Friday, January 27, 2012

What I'm learning about in law school: reptiles, health care, and how to avoid a long stay in prison

The Pinto -- like U.S. healthcare?
In my second year of law school, I wrote a blog post about the things I was learning in Con Law, Evidence, Professional Responsibility and other classes. This semester is turning out to be completely different from any other so far. Four of my five courses are taught by adjunct faculty, and none of them are part of the core curriculum. But even so -- or maybe because of this -- I'm learning a lot about the law and life in general. Here are a few tidbits.
  • Advanced Trial Practice: in a class of just seven people, it's hard to hide. But who would want to hide when your teachers are two grizzled trial lawyers who teach law by swapping war stories, and organizing role playing activities in class. This is probably my favorite course of the semester so far. One of the techniques we're learning is David Ball's "reptile" method of trying cases, in which you convince the jury to make decisions that protecting themselves and the community, and avoid danger. 
  • Medical Malpractice: doctors, social workers, nurses and other medical providers have a duty to warn certain people who are not their patients if they diagnose someone with a condition that could be dangerous to others.
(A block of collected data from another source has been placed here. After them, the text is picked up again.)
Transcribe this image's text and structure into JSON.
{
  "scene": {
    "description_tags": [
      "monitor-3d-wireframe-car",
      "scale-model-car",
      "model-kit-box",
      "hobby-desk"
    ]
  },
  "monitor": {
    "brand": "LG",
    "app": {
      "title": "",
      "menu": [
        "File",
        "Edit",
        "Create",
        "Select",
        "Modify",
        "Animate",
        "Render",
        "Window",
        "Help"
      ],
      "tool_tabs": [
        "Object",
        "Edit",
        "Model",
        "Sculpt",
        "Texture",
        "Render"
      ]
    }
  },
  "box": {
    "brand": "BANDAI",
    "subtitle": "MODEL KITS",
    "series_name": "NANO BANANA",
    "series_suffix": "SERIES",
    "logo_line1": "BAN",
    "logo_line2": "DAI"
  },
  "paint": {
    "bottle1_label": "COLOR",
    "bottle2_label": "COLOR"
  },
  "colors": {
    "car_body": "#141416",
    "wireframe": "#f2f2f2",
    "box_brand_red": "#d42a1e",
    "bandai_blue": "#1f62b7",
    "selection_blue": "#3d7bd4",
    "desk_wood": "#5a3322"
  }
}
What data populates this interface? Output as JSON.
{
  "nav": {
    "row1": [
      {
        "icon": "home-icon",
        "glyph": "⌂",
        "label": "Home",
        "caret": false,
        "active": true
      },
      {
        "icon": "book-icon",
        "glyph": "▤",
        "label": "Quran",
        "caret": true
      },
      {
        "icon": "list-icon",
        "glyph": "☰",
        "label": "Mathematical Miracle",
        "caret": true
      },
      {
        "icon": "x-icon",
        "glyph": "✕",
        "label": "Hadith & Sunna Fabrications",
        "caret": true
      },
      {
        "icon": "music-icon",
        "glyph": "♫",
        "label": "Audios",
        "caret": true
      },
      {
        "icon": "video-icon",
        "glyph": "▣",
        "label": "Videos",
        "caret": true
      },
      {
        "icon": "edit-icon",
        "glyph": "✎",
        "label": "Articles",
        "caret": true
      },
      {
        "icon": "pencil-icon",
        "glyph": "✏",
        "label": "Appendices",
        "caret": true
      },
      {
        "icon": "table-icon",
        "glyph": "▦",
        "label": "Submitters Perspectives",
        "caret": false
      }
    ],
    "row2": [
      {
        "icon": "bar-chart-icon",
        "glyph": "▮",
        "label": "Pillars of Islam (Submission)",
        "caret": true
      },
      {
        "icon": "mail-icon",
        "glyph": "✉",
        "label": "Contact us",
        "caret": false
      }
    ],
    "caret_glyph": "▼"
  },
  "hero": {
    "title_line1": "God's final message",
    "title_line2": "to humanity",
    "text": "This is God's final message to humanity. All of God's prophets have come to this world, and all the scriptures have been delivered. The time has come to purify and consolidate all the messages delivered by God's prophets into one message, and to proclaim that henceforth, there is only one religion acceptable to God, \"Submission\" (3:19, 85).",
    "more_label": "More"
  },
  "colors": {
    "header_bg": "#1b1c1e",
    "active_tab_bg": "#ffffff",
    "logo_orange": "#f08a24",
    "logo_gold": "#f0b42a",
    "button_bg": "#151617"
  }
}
We're also reading about the finer points of informed consent, physician liability, and the laws that govern hospital emergency rooms.
  • Health Law Seminar: this is a two-credit class that focuses on the Affordable Care Act, or Obamacare. We're learning about how health insurance works (or doesn't) and how our country has somehow managed to have a healthcare system that costs as much as a Cadillac and runs like a Ford Pinto.
  • Negotiation: arguing with an insurance adjuster about a car wreck case is way more than starting high and settling somewhere in the middle. Our main textbook, Getting to Yes, shows how to negotiate like a pro, focusing on interests instead of positions, and inventing creative options for mutual gain. It might sound like hocum, but it works. 
  • Public Defender: I wish I could say more about the criminal cases I'm working on this semester for the public defender, but, well, I can't. They involve real people facing looooong prison sentences for serious crimes, and the students in our externship program get to do actual work on their cases, including appearances in court, and in some cases arguing motions before judges. 
Although my last semester of school is chock full of great experience, perhaps the biggest lesson I'm learning is patience. At this point, many 3Ls, myself included, are ready to kick off the training wheels and dive into real practice. But we can't. Yet. It's sort of like the time you bought your first house (or car), and you're waiting for closing day. It's going to happen, but the waiting is torture.